Numerous non-native species also inhabit the East Fork including bluegill (Lepomis macrochirus), brown bullhead (Ameiurus nebulosis), common carp (Cyprinus carpio), golden shiner (Notemigonus crysoleucas), green sunfish (Lepomis cyanellus), largemouth bass (Micropterus salmoides), redear sunfish (Lepomis microlophus), smallmouth bass (Micropterus dolomieu) and western mosquitofish (Gambusia affinis).

Before 1908 the Russian River was reduced in the summer to a series of deep pools that hosted many small fish.
The constant flow of cooler water changed the summer conditions in East Fork Russian River and downstream in Russian River, degrading the spawning habitat.
In 1954 the Department of Fish and Game began a program to eradicate "trash" fish in the Russian River below East Fork.
The rotenone poison was sprayed into the river, which had the effect of suffocating resident fish such as squawfish, suckers, roach, carp, hardhead minnows, green sunfish and lampreys, as well as smallmouth bass, and steelhead trout.
Some migratory game fish were also killed.
Since 1959 the Coyote Dam has blocked steelhead trout from returning to the river, so the valley's streams are dominated by rainbow trout.
The state regularly restocks the East Fork with rainbow trout.

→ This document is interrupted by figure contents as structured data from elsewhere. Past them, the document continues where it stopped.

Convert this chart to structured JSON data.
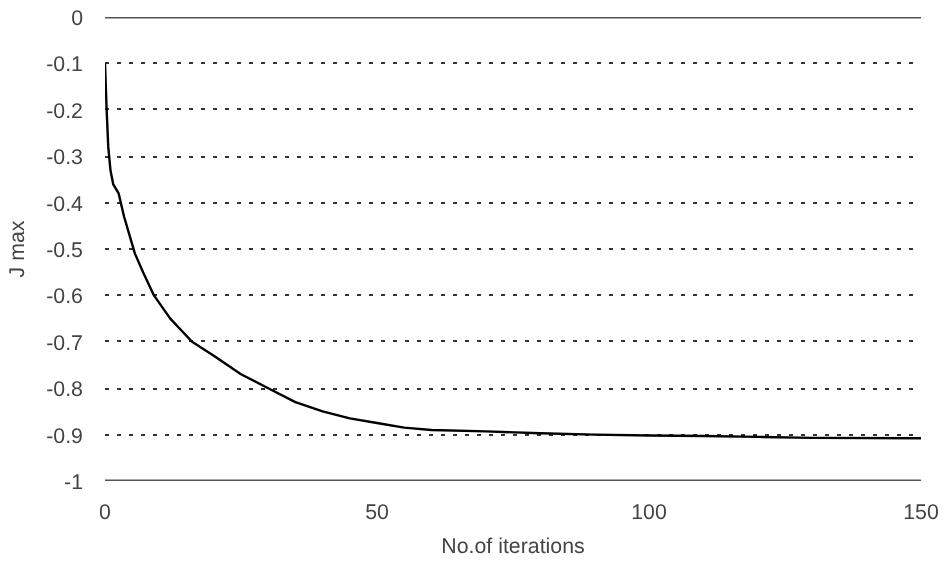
{
  "chart_data": {
    "type": "line",
    "xlabel": "No.of iterations",
    "ylabel": "J max",
    "x": [
      0,
      0.3,
      0.6,
      1,
      1.5,
      2.5,
      3.5,
      4.5,
      5.5,
      7,
      9,
      12,
      16,
      20,
      25,
      30,
      35,
      40,
      45,
      50,
      55,
      60,
      70,
      80,
      90,
      100,
      110,
      120,
      130,
      150
    ],
    "series": [
      {
        "color": "#000000",
        "values": [
          -0.1,
          -0.2,
          -0.28,
          -0.33,
          -0.36,
          -0.38,
          -0.43,
          -0.47,
          -0.51,
          -0.55,
          -0.6,
          -0.65,
          -0.7,
          -0.73,
          -0.77,
          -0.8,
          -0.83,
          -0.85,
          -0.865,
          -0.875,
          -0.885,
          -0.89,
          -0.893,
          -0.897,
          -0.9,
          -0.902,
          -0.903,
          -0.905,
          -0.907,
          -0.908
        ]
      }
    ],
    "xlim": [
      0,
      150
    ],
    "xticks": [
      0,
      50,
      100,
      150
    ],
    "ylim": [
      -1,
      0
    ],
    "yticks": [
      0,
      -0.1,
      -0.2,
      -0.3,
      -0.4,
      -0.5,
      -0.6,
      -0.7,
      -0.8,
      -0.9,
      -1
    ],
    "grid": "y",
    "line_style": "solid"
  }
}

Common species in Lake Mendocino now include largemouth bass, smallmouth bass, striped bass (Morone saxatilis), bluegill, black crappie (Pomoxis nigromaculatus), white crappie (Pomoxis annularis), channel catfish (Ictalurus punctatus), white bullhead (Ictalurus catus), brown bullhead (Ameiurus nebulosis) and a variety of non-game species. Rainbow trout stocked in the river above the lake occasionally migrate downstream for brief periods in the spring and fall, when dissolved oxygen levels in the lake are higher.

==Kayaking==

A 2.6 mi stretch of the river between Three Rocks Falls below Potter Valley down to Lake Mendocino is a class II+ run for kayakers.
Its gradient is about 20 ft/mi and flow is about 300–600 cuft/s.
Flow is good all year round due to controlled release from the upstream reservoirs, but best in the autumn.
The Three Rock Falls itself is a class V–VI rapid where several inner tubers have died, and should be avoided by most kayakers in most water conditions.